Water Witch(redirected from water-witcher)
Also found in: Dictionary, Thesaurus.
Water Witch(religion, spiritualism, and occult)
"Water Witch" is a term often applied to a water diviner or dowser. The tools used by dowsers are many and varied. Some use a forked twig (hazel seems the most popular), while others can use objects such as bent clothes hangers, metal rods, and pendulums.
The diviner is able to use the chosen tool to locate whatever is being sought: water (hydromancy), metal, oil, treasure, coal, gold, or any other mineral or object. The first dowsers were probably the prospectors operating in the Harz Mountains of Germany in the fifteenth century. No records of the practice before then exist although it may well have been in use previously. In the reign of Elizabeth I, these German miners brought the practice to England, where it became popular and well established. Since that time dowsing has been in use around the world with great success but, as might be expected, with little acknowledgement from the scientific community.
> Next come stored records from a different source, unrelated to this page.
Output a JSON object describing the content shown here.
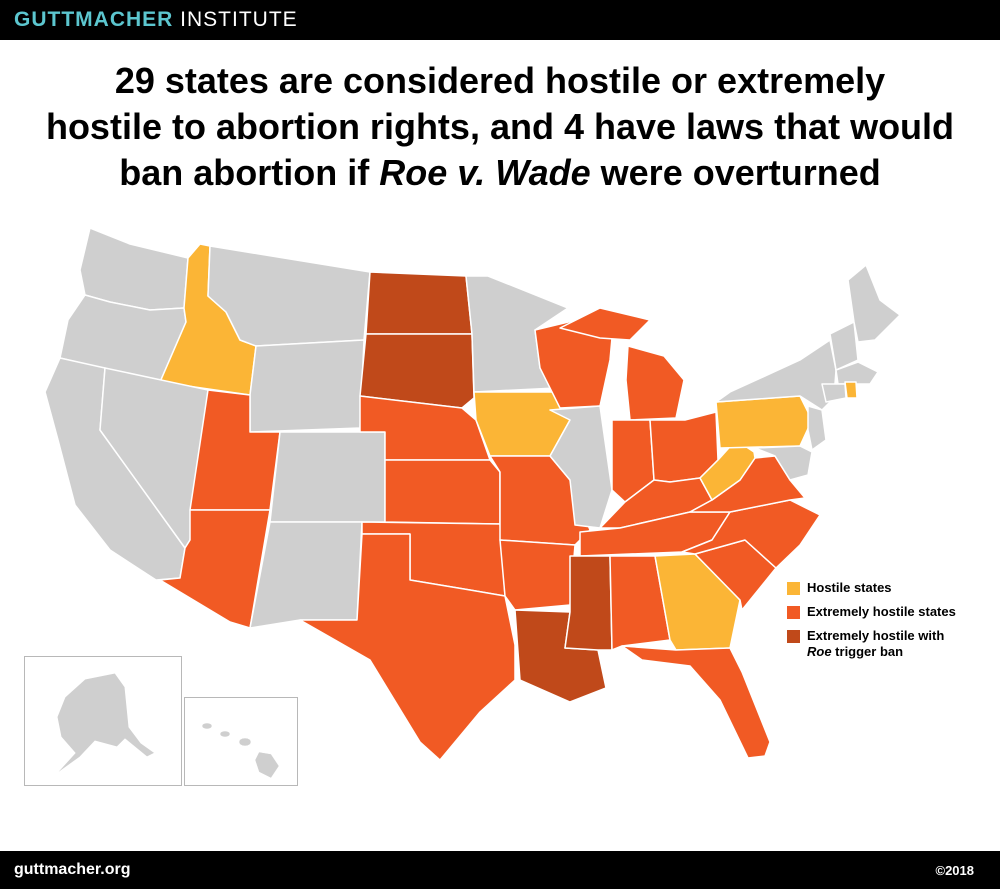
{
  "brand": {
    "part1": "GUTTMACHER",
    "part2": "INSTITUTE"
  },
  "headline": {
    "line1": "29 states are considered hostile or extremely",
    "line2": "hostile to abortion rights, and 4 have laws that would",
    "line3_prefix": "ban abortion if ",
    "line3_italic": "Roe v. Wade",
    "line3_suffix": " were overturned"
  },
  "colors": {
    "neutral": "#cfcfcf",
    "hostile": "#fbb536",
    "extreme": "#f15a24",
    "trigger": "#c0491a",
    "border": "#ffffff"
  },
  "legend": [
    {
      "key": "hostile",
      "label": "Hostile states"
    },
    {
      "key": "extreme",
      "label": "Extremely hostile states"
    },
    {
      "key": "trigger",
      "label": "Extremely hostile with",
      "italic": "Roe",
      "rest": " trigger ban"
    }
  ],
  "footer": {
    "url": "guttmacher.org",
    "copyright": "©2018"
  }
}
The most popular form of dowsing involves use of a forked stick, the ends of which one holds firmly with the palms of the hands upward. With the single prong of the stick pointing straight outward, the water witch will walk the land until the stick suddenly and very forcefully twists to point downward, indicating the presence of water or whatever else is being sought. Most water witches say that they must concentrate on what they are looking for, seeing it in their mind's eye.
Divining can be done from a distance by working with a map, usually using a pendulum. The necessary information may be obtained by slowly moving a pointer over a large-scale map while holding a pendulum. The pendulum will swing when the pointer passes over a spot with water (or whatever is being sought). The pendulum can then be further used to determine the depth at which the object will be found and, in the case of water, even the amount and rate of flow. (Working with a pendulum is usually referred to as radiesthesia, which has now extended to include medical diagnosis and prescription.)